Ne pas remuer régulièrement est l’erreur numéro un. La pâte de coing accroche facilement au fond. Une cuisson à feu trop fort brûle la pâte avant qu’elle soit prête, lui donnant un goût amer. À l’opposé, une pâte pas assez cuite reste trop humide et ne se coupe pas proprement une fois refroidie. Voici les deux signaux d’alerte à surveiller :

  • odeur de caramel brûlé : baissez immédiatement le feu
  • pâte encore liquide après 1 h 30 : continuez la cuisson en remuant plus souvent

Un feu doux constant et une spatule en bois sont vos meilleurs alliés.


Faire sécher et découper la pâte de coing comme autrefois

Versez la pâte cuite sur une plaque recouverte de papier sulfurisé. Lissez la surface avec une spatule légèrement huilée. Visez une épaisseur d’environ 3 à 4 cm. Laissez refroidir à température ambiante, puis faites sécher selon l’une de ces deux méthodes :

  • au four à 50 °C pendant 1 heure, porte légèrement entrouverte
  • à l’air libre pendant 24 heures, dans un endroit sec

Une fois sèche, la pâte est ferme au toucher mais souple à la découpe. Utilisez un couteau légèrement huilé pour trancher des cubes ou des rectangles réguliers. Roulez chaque morceau dans du sucre cristallisé pour éviter qu’ils collent entre eux.

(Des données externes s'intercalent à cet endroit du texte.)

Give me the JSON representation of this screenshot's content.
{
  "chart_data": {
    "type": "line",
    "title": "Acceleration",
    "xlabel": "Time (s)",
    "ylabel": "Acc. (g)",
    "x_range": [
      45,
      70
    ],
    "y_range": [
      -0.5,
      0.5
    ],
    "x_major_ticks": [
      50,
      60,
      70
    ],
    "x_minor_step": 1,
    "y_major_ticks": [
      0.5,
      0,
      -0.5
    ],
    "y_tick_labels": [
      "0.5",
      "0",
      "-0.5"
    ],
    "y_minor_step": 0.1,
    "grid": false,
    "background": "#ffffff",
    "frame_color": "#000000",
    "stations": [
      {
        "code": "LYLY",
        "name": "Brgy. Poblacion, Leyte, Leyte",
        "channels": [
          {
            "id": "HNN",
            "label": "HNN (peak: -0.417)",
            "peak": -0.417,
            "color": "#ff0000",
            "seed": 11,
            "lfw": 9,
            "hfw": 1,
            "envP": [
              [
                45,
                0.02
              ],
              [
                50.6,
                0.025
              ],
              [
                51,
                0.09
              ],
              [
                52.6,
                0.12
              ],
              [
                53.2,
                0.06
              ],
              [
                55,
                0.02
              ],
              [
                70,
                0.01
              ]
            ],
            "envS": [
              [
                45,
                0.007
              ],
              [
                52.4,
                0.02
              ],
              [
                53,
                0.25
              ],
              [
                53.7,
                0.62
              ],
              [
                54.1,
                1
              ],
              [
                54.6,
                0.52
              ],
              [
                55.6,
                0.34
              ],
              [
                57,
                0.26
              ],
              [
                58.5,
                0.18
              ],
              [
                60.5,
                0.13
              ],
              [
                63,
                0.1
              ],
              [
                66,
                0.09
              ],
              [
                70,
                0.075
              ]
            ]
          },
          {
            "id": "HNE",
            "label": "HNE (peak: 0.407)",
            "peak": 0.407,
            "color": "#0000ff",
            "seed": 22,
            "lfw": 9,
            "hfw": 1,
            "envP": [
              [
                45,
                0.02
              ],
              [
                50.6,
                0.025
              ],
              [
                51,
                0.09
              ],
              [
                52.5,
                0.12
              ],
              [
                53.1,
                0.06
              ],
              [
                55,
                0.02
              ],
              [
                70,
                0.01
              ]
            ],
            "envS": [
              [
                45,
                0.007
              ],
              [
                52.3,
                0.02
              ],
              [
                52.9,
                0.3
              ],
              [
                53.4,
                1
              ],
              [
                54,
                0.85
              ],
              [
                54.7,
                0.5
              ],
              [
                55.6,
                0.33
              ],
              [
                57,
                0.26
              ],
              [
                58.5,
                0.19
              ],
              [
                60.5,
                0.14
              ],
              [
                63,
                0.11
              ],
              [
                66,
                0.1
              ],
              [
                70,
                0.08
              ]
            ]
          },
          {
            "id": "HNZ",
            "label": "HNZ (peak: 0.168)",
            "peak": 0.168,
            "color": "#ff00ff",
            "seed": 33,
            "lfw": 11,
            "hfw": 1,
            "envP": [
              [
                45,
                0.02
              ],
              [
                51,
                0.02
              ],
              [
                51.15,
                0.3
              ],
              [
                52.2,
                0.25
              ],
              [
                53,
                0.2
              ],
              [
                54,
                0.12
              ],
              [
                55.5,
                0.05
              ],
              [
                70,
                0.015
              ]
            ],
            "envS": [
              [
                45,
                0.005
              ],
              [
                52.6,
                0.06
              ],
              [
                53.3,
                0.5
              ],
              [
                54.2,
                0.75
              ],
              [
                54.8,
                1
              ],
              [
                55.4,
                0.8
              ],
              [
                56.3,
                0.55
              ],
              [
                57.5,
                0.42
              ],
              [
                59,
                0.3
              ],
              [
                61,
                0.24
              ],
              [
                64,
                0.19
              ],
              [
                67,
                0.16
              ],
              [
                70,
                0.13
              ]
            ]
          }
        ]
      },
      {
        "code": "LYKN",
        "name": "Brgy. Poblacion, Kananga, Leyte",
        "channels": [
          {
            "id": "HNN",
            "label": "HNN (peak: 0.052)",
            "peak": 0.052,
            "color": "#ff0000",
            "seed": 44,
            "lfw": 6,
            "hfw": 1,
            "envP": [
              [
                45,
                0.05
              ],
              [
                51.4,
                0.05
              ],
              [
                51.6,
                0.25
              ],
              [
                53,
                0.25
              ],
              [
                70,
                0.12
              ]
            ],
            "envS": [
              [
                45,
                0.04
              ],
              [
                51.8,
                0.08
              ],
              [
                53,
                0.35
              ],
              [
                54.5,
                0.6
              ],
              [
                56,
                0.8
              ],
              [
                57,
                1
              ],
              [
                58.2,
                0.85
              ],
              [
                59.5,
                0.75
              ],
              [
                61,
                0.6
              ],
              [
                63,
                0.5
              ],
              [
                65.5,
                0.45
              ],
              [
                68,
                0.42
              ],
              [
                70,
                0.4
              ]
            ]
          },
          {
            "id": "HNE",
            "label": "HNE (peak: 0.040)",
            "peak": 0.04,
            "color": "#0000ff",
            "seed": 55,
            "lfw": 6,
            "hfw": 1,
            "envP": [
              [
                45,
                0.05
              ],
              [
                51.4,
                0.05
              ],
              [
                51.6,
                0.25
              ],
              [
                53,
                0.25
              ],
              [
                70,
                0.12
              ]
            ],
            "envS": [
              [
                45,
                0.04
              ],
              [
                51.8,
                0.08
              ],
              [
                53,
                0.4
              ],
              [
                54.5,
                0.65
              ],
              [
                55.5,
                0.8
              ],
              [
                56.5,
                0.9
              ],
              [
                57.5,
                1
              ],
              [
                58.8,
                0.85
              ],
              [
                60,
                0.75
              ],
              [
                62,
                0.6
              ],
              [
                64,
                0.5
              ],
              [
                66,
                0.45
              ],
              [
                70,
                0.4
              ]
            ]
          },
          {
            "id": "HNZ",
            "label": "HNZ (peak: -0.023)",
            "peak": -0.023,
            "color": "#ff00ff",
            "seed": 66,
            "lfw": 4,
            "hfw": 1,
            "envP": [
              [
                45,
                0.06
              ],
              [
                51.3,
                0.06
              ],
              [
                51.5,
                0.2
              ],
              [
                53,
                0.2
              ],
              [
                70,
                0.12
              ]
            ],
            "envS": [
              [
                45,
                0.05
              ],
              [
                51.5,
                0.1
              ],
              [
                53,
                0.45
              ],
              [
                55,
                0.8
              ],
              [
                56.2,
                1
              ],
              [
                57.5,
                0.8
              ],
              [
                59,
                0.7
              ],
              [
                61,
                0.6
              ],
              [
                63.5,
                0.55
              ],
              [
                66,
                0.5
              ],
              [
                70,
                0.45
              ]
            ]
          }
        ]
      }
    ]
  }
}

Comment conserver la pâte de coing et la déguster

Placez les morceaux dans une boîte hermétique, en les séparant par du papier sulfurisé. Conservez à température ambiante, dans un endroit sec et à l’abri de l’humidité. La pâte de coing se conserve ainsi jusqu’à 3 mois dans de bonnes conditions. Elle se déguste seule, avec un café, ou en accord avec des fromages à pâte pressée comme le manchego ou le comté. Elle accompagne aussi le foie gras ou s’invite sur un plateau de fin de repas festif. C’est un cadeau maison apprécié, simple à préparer et généreux à offrir.


Une alternative méconnue : parfumer la pâte de coing au citron ou au cidre

La recette de base est déjà très parfumée. Quelques variantes méritent pourtant d’être connues. Remplacer l’eau par du cidre brut apporte une légère note fermentée et fruitée qui enrichit le goût final. Les zestes de citron ajoutés à la purée avant la deuxième cuisson donnent un parfum plus vif et une légère acidité bienvenue. Certaines recettes familiales incorporent aussi une petite touche de vanille ou de cannelle. Ces ajouts restent discrets. L’objectif n’est pas de masquer le coing, mais de le souligner. Le fruit reste toujours la star de l’assiette.


À retenir

  • Pesez la purée de coing et ajoutez exactement le même poids en sucre : c’est la règle d’or.
  • Gardez toujours le jus de cuisson pour préparer la gelée en même temps.
  • Remuez sans interruption pendant la deuxième cuisson pour éviter que la pâte accroche.
  • La pâte est prête quand elle se détache des parois, pas au bout d’un temps fixe.
  • Laissez sécher au moins 24 heures avant de découper pour obtenir une texture parfaite.